Starch is a carbohydrate found in many foods. It is a white and tasteless substance that can be processed to make numerous products, some of which are sugars, thickeners for foods such as corn starch, and laundry starch. In potatoes, starch is abundant and makes for a good staple food. But potatoes have a high glycemic index, which could be a health threat, especially for diabetics and those with high blood pressure. While starch cannot be totally avoided when eating potatoes, a few steps can be taken to lower starch levels.
Choose potatoes with lower starch levels. There are many different potatoes on the market, and some have higher starch content than others. Look for potatoes with high water content and low starch levels, which include red and white potatoes. These types are usually boiled or roasted. Potatoes with high starch content and low water content include Russet potatoes, which are popular for mashing and baking. Yukon Gold potatoes also have a high starch and low water content.
Soak raw potatoes in a container for up to four hours. The potatoes should be fully submerged to prevent oxidation and discoloration. After four hours, the potatoes should be rinsed with cold water. Chopping, cutting or otherwise slicing the potatoes will excrete more starch.

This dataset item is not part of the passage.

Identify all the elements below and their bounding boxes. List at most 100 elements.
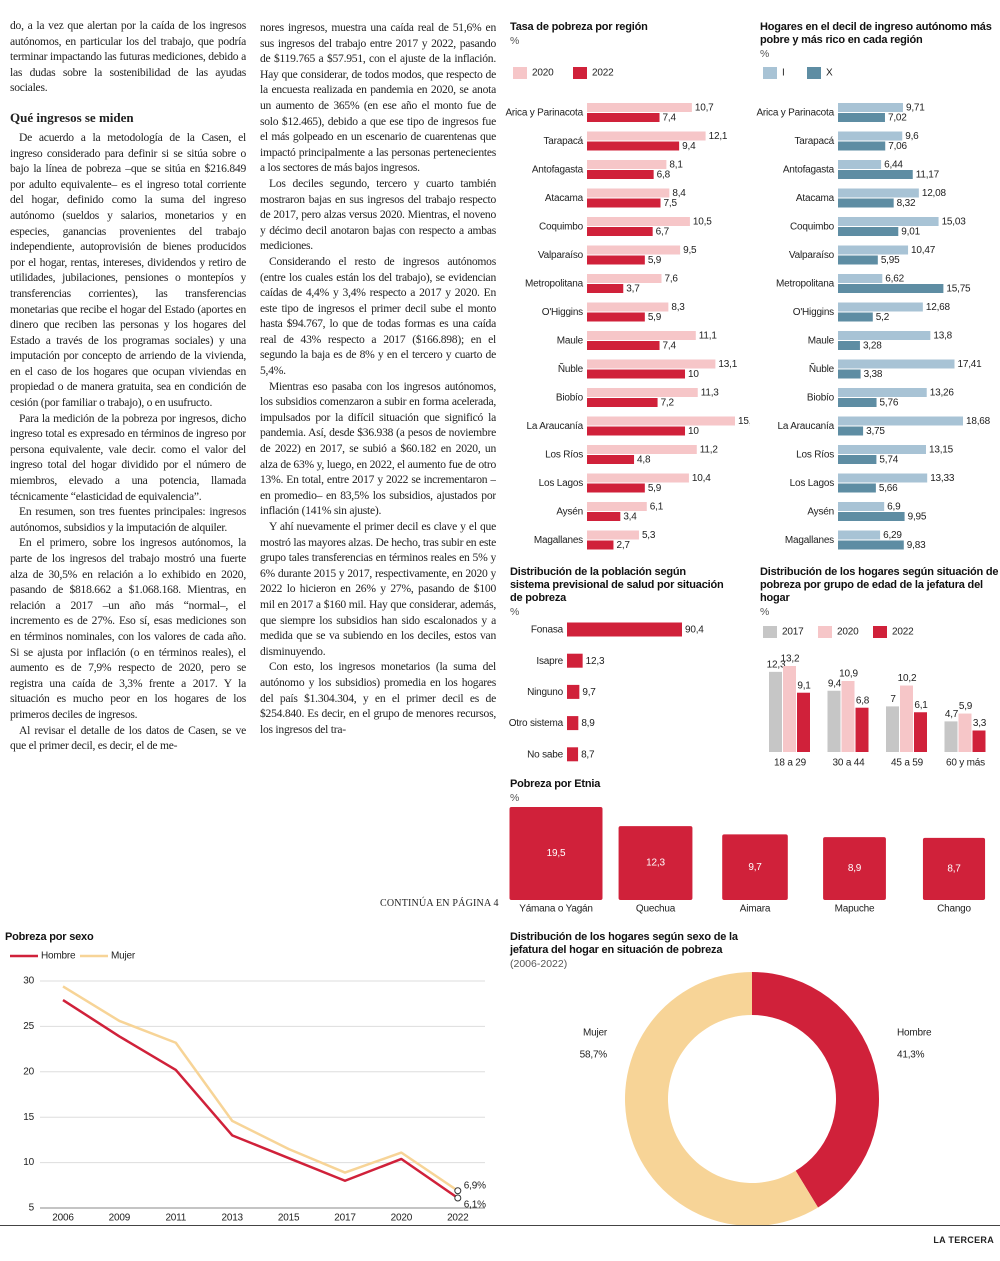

Boil the potatoes on medium to high heat until the potatoes can easily be penetrated by a knife, around an hour. Drain the potatoes of the hot water, which will be a milky color due to excess starch and rinse with cold water. Although it is better to leave the skin on until after boiling because the skin retains nutrients, peeled and cut potatoes will rid potatoes of excess starch more quickly. A choice will have to be made on whether to sacrifice nutrition for time.